New Delhi, July 20 - Once an extension of Southeast Asian art because of the cultural intermingling down the centuries, art from India's northeast is now using photorealism, cartoon and comic techniques and other neo-contemporary styles, says a young art researcher from the region.
Art from the northeast does not make headlines in mainstream India because of its disconnect with the rest of the country. But an essay, 'A Metaphor and Some Young Turks: Art of the Northeast' by Moushumi Kandali, has for the first time turned the spotlight on artistic genres in the region.
For nearly 500 years, art in northeastern India was confined to religious and traditional domains.
'The emergence of modern art in the early decades of 20th century Assam had been a complete departure from traditional art forms like the miniature, manuscripts, painting, mural, traditional sculpture and crafts,' Kandali says.

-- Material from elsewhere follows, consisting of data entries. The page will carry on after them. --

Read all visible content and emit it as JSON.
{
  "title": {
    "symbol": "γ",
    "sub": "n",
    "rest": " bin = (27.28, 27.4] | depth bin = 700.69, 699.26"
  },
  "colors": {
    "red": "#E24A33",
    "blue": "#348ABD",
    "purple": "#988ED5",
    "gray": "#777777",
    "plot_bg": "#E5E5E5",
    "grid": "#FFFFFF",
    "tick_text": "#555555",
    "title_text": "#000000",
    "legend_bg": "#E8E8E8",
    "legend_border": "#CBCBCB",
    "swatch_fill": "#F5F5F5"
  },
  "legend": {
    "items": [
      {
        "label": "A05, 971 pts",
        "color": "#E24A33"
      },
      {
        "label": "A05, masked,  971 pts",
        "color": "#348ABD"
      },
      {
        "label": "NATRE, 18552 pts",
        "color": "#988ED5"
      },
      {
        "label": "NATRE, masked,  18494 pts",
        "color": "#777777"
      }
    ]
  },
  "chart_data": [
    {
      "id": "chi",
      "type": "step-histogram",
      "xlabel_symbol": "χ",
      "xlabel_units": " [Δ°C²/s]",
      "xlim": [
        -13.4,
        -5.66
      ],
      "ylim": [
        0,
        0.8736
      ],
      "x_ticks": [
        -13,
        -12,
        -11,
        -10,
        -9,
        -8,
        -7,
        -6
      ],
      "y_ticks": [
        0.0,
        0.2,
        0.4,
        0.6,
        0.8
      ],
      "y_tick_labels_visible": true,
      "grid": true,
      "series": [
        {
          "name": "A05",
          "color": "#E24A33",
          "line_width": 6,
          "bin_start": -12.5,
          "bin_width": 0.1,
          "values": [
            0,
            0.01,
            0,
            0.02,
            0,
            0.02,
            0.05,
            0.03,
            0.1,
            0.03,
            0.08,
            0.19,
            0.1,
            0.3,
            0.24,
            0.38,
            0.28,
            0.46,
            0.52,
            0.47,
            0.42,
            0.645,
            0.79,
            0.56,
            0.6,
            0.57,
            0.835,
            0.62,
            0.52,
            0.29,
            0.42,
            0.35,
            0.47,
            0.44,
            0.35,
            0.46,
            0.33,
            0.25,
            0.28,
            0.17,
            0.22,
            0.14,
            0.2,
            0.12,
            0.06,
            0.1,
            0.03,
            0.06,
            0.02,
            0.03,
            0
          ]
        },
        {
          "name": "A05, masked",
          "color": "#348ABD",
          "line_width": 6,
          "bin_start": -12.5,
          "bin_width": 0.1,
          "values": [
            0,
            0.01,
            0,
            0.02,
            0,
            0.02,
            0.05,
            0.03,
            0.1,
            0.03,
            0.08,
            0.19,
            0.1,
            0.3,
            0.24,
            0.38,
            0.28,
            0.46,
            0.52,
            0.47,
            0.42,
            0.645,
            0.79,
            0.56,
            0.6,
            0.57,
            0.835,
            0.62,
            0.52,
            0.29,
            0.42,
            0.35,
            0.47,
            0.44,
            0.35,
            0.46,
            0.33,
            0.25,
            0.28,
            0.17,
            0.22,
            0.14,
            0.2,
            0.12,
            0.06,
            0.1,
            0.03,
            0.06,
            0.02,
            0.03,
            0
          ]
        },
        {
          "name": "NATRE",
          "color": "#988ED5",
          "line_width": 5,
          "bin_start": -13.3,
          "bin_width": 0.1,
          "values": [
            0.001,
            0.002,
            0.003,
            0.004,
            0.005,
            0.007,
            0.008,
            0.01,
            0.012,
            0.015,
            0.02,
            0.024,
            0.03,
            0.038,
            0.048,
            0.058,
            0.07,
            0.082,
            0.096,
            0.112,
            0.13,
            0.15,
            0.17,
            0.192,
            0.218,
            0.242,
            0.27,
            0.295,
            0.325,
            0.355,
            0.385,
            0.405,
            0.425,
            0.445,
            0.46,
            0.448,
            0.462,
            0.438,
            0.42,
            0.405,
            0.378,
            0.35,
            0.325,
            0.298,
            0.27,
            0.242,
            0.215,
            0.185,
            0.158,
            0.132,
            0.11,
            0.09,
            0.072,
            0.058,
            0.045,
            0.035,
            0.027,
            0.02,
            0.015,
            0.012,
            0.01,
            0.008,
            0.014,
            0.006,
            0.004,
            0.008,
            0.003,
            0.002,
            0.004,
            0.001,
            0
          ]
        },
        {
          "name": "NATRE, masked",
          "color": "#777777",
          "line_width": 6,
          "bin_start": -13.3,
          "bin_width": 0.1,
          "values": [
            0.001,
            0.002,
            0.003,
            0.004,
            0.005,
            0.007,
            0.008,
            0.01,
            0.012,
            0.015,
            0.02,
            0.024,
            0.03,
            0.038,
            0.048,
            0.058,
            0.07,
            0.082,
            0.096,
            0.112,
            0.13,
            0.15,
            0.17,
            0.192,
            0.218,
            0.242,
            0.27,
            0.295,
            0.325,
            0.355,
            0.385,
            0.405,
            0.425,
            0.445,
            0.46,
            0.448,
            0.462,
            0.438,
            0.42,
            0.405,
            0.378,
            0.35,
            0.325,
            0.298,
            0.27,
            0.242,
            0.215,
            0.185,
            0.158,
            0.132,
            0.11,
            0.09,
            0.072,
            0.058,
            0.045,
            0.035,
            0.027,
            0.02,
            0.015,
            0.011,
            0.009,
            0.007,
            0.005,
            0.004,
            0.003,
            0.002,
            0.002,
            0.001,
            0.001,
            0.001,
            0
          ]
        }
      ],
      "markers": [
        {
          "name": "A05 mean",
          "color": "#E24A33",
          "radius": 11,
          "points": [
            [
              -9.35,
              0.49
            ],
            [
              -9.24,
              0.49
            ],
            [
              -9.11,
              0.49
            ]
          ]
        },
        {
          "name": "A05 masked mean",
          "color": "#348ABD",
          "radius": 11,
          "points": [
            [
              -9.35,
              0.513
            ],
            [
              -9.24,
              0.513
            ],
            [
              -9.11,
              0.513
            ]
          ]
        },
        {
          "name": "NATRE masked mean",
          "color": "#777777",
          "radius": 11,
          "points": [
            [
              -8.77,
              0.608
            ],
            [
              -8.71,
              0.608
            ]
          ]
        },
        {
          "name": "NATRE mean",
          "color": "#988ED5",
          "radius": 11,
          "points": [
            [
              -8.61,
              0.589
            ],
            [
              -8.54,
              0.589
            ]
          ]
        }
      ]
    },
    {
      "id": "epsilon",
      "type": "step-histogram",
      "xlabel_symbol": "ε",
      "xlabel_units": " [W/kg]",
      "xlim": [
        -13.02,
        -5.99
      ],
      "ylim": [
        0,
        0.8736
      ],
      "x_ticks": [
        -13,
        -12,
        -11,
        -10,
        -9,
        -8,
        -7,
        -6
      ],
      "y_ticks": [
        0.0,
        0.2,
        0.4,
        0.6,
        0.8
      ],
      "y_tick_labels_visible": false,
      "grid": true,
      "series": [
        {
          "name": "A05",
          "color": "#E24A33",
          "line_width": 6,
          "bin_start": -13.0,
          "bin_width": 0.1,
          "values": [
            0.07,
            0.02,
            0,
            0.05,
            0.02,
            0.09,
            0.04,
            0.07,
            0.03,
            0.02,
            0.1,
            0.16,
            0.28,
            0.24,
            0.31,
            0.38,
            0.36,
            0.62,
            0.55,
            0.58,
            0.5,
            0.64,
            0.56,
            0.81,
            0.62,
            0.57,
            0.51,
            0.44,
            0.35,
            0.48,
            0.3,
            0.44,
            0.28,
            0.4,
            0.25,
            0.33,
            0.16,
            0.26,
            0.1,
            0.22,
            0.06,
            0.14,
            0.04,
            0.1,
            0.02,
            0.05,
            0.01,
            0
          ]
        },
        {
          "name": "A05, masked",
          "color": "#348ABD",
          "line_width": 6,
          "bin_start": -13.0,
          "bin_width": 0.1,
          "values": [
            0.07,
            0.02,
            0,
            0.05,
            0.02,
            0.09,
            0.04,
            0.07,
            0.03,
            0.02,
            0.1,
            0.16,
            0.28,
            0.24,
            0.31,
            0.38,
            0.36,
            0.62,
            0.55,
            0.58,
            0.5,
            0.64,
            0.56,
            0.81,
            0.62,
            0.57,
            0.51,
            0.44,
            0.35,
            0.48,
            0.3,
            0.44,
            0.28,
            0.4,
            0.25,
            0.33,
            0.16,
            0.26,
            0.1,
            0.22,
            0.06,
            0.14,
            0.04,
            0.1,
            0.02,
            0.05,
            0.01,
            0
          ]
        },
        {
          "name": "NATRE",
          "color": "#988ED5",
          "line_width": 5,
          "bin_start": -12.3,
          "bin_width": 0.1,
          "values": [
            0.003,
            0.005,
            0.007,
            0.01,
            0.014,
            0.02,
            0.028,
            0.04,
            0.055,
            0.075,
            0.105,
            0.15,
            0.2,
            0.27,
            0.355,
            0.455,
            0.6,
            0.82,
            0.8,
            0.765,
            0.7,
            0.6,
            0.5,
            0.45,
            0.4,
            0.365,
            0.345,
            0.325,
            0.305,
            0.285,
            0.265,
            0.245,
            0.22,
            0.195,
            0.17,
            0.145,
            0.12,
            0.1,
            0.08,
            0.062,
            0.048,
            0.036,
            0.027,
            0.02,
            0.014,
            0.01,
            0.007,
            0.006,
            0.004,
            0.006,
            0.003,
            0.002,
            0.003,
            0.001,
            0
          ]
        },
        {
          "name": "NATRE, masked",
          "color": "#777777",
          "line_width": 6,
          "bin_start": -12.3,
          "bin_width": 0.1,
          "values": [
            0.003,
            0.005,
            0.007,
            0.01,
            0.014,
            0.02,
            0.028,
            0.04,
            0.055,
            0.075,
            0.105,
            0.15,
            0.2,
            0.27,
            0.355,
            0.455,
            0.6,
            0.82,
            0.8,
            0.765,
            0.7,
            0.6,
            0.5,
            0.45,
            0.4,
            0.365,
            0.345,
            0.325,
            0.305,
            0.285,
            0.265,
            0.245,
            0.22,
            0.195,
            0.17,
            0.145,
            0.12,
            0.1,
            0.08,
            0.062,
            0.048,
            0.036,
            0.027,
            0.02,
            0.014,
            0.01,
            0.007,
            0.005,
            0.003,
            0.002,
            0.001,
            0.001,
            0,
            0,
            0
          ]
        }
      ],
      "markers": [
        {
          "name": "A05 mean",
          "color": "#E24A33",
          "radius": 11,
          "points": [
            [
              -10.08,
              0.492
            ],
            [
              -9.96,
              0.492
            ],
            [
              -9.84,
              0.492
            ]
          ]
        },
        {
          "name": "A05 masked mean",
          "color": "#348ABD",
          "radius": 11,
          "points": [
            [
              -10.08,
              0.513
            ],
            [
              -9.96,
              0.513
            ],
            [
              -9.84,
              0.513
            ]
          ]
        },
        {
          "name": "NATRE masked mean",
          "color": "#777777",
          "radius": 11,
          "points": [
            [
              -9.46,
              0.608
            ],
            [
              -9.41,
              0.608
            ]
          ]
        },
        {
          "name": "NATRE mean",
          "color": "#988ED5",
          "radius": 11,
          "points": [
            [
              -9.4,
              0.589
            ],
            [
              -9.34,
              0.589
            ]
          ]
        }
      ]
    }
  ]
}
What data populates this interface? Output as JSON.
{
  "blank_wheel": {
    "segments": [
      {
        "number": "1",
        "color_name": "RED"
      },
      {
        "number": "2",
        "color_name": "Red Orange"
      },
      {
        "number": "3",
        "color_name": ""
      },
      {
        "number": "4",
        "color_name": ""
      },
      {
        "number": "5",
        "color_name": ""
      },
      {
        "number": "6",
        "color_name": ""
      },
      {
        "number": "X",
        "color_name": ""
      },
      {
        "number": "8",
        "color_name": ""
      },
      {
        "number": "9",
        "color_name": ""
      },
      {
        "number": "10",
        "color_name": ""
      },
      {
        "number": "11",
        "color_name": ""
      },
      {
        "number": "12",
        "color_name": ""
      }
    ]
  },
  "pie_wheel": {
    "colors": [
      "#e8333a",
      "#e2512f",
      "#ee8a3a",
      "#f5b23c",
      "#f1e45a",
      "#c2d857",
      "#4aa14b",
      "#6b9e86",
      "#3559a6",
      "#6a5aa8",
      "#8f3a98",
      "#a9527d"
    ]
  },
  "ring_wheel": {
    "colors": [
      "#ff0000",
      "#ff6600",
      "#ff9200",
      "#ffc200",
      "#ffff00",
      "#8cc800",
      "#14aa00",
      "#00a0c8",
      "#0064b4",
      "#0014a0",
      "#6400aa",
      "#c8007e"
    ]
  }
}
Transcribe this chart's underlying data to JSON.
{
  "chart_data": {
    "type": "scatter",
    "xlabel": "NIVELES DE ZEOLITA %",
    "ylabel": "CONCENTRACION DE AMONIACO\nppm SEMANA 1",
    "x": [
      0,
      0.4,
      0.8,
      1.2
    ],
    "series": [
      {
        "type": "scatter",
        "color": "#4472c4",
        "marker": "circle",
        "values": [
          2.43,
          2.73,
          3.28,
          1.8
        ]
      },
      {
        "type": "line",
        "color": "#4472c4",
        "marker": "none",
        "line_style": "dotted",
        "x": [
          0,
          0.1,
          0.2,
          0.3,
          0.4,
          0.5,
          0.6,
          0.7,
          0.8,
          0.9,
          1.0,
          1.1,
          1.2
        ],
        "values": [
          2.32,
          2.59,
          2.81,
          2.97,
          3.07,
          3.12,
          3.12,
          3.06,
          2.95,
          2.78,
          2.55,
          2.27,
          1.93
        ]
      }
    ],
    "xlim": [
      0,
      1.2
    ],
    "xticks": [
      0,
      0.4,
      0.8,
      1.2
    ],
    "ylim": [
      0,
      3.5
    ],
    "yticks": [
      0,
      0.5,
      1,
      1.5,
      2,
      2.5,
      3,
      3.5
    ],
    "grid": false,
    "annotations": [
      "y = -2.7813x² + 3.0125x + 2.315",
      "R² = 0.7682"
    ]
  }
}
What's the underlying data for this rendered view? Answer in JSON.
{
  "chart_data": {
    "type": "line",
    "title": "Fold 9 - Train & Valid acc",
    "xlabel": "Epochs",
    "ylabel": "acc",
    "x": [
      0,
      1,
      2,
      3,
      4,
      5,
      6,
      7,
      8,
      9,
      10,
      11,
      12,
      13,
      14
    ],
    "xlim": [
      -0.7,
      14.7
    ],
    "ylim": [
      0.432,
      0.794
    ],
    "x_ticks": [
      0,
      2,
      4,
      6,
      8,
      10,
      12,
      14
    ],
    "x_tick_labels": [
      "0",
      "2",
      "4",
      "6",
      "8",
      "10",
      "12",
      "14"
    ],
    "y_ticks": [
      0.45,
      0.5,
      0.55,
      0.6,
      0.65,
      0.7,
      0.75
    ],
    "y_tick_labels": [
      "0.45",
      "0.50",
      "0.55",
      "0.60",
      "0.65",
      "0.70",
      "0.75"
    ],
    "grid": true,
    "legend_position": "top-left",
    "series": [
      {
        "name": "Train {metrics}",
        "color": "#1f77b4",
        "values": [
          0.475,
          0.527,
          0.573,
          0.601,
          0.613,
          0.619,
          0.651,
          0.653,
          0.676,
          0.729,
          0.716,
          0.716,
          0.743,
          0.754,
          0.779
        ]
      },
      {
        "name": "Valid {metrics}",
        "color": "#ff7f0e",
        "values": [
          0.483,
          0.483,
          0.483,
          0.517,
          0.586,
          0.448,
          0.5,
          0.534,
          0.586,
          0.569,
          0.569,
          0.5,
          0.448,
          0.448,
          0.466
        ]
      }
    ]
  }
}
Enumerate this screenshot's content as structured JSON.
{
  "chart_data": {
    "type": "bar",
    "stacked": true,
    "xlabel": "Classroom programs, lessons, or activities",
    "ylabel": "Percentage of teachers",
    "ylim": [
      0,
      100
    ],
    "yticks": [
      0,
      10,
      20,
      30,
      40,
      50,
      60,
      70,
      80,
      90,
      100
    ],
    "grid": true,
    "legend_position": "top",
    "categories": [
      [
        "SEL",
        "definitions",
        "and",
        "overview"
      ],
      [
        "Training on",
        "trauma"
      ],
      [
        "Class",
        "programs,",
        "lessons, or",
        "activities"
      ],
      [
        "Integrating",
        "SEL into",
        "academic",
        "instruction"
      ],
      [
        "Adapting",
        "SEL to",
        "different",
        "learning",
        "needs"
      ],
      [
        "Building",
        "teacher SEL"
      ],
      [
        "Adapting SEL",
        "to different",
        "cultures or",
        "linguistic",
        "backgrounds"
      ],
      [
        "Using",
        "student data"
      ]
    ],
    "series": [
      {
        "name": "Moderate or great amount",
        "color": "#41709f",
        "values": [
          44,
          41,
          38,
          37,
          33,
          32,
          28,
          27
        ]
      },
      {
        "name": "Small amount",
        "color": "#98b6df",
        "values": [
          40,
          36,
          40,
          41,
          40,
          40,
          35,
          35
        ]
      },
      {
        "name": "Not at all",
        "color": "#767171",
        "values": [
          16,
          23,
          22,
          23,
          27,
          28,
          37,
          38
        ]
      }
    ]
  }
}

The changing trends in northeastern art reflect the existential conflicts of the region like terrorism, alienation, backwardness and a subtle clash between modernity and tradition.
Modernism in Assamese art coincided with the publication of the state's first literary magazine Arunodoi by the American Baptist Mission in which illustrators used British style wood-block reliefs for the first time.
'But four Kolkata-trained Assamese artists, Muktanath Bordoloi, Jagat Singh Kachari, Suren Bordoloi and Pratap Baruah, really contributed to the growth of modern northeastern art in the second and the third decade of the 20th century,' Kandali says.
The early influences were romantic, but the 1950s and 60s, says Kandali, brought in expressionistic, surrealistic and post-impressionistic idioms.
Mrinmoy Debbarma, a young artist from Tripura, uses photorealism and comic strip techniques and characters from the popular cartoon 'Tom and Jerry' to talk of terror and violence in the region and mechanisation of life.
'His recurrent motifs of masked terrorists raise questions about the making and unmaking of terror,' Kandali says.